Palate: Very creamy and sippable but a bit alcoholic towards the end. Given the dilution, I wouldn’t have expected either of that. It’s a very nice Sherry rum but somehow I get the feeling that this could have been almost any rum and not necessarily Caroni. Nevertheless, it has a few interesting flavours such as ripe plums or old papayas, which eventually shift towards a more vegetal profile. Here and there we can also find some of the citrus notes again.
Roger: Very sweet, smoky, caramelised, vanilla, vinous, rancid, actually just at the limit to a liqueuer. The red fruits make an appearance and I find more of the Caroni side with an oily aspect and the distillery characteristic asphalt.

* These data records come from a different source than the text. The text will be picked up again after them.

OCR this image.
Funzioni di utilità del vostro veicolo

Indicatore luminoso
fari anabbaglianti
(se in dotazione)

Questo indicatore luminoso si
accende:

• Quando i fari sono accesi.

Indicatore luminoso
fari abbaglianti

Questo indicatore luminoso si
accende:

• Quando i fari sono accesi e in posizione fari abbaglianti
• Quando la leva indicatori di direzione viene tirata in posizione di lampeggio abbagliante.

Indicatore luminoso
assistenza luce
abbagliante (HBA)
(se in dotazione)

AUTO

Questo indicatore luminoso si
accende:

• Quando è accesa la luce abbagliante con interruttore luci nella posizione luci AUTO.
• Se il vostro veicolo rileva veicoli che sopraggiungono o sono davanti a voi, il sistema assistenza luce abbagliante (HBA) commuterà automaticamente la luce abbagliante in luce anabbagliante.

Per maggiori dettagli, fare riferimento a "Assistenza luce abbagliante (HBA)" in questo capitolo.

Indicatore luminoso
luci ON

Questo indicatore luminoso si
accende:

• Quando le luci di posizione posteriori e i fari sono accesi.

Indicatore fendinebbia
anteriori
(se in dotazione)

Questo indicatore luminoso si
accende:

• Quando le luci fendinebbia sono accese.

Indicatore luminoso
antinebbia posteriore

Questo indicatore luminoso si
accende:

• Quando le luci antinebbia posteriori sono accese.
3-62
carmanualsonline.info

Finish: Not extremely long but nice, round & fruity.
Roger: Bitter orange peel finishes this tasting of a medium long but very pleasant Caroni.

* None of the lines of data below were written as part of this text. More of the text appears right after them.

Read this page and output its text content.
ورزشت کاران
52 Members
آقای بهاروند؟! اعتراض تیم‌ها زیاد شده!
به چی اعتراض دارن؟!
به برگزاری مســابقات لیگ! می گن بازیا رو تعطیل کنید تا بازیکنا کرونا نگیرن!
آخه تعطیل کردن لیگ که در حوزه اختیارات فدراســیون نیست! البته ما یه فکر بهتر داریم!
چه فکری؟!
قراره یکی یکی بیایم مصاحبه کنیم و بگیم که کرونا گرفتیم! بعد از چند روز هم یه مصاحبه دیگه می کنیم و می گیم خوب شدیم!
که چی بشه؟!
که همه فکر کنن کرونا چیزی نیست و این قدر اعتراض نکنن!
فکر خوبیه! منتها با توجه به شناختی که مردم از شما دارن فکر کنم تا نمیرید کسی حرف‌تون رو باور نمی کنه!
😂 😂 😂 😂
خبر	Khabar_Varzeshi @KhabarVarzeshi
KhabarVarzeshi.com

Verdict: It’s a fine, easy sipping rum. A perfect companion for a BBQ if you want but consequently, I wouldn’t be willing to spend a lot on it. Moreover, don’t make the mistake and expect a high ester, heavy Caroni here!
Roger: A very nice Caroni but far away from Trinidad. I am going to say it again, Bristol creates beautiful things, even diluted.


Nose: While the 43% version was not directly recognisable as a Caroni, this one surely is. Tar and inner tube are very present and the Sherry plays an enhancing role here rather than shaping the rum entirely. It adds sweet, fruity elements and makes this a rather unusual, yet very nice smelling Caroni. Funnily, the nose is a bit thinner than that of the 43% yet way fuller and more intense.
Roger: Vanilla, leather, tar, oil, oranges, amber (Hypericum), grapes, hazelnut, walnut, sherry and camphor. Less marked than the 43%; is there a second passage? Or do the additional 3% help letting Caroni develop? I would say that this version is more Caroni, elegant and delicate than the 43%, which is heavier and more vinous.

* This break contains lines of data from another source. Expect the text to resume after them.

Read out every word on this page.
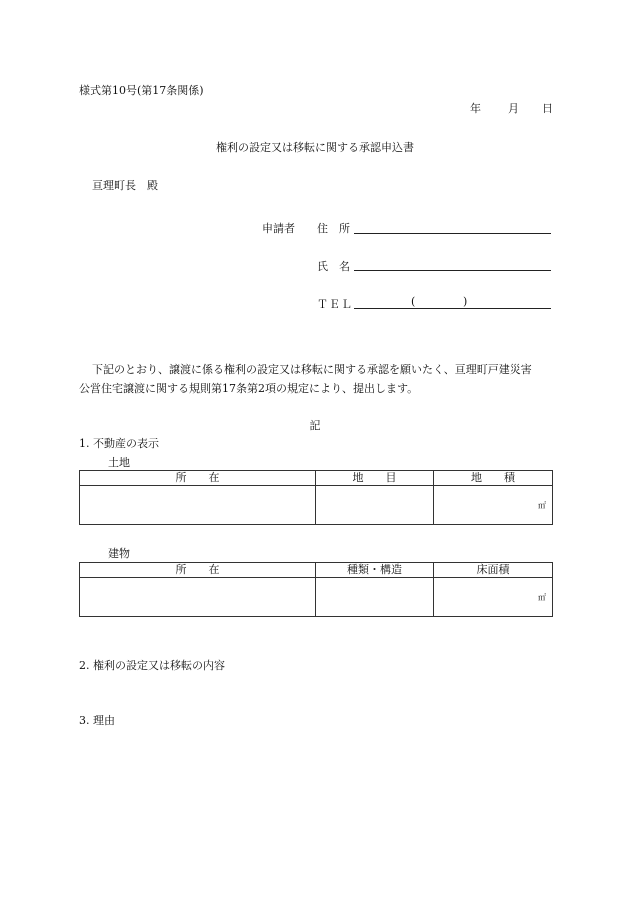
様式第10号(第17条関係)
年 月 日
権利の設定又は移転に関する承認申込書
亘理町長　殿
申請者 住　所
氏　名
ＴＥＬ	(	)
下記のとおり、譲渡に係る権利の設定又は移転に関する承認を願いたく、亘理町戸建災害
公営住宅譲渡に関する規則第17条第2項の規定により、提出します。
記
1. 不動産の表示
土地
所　　在	地　　目	地　　積
		㎡
建物
所　　在	種類・構造	床面積
		㎡
2. 権利の設定又は移転の内容
3. 理由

Palate: Very intense and flavourful despite the low abv. Sherry-dipped rubber, dark, candied fruits and old leather are some of the more straightforward impressions. Then caramel pudding, brown sugar as well as a nice mix of dirtier and sweeter notes.
Roger: Lots of dried fruits and vanilla. The tar, the oil, as in the nose, is more marked. Beautiful brown sugar and caramel add a lot of flavour to this version. The fruits are also present with more bitter orange and red fruits. The nutmeg is always there without being stifling.

Finish: Medium long with the best of both worlds, i.e. the Caroni distillate and the Sherry barrel.
Verdict: A very nice rum at a pleasant drinking strength. Caroni has never been better at <50%, let alone with a Sherry finish.
Roger: I really like this version, leaving more room for Caroni while having a relatively soft side. If you are looking for a Caroni, the 46% version is perfect to share with your friends who do not know Caroni (darn Roger, this is exactly what I did… stop copying! 😀 -SCR). The Caroni side is there but it is slightly softened by the Sherry. The 43% version is far away from Caroni… But personally I find it really good and I take a lot of pleasure tasting this bottle.

To conclude, Roger has one final question: “Why have a Sherry finish with Caroni? Were the barrels not good enough to hide something? In any case, well done Bristol, this was very good once again!”

I think he has a point here. While finishes are often nice and add further nuances to otherwise well-known, standard products (we’ve had plenty of examples on this blog, just take this Port Mourant or Worthy Park), I feel that they are often overused. Many times they just create very generic products (hello a certain Bajan producer, hello also Berlin-based subscription rum dealer) or are used to mask bad barrels or distillates, or simply immature juices. This has become a problem with Scotch Whisky in particular and given the increased demand for Rum and the shortage of decently mature supply I can see how that might become more and more prominent with our spirit of choice as well.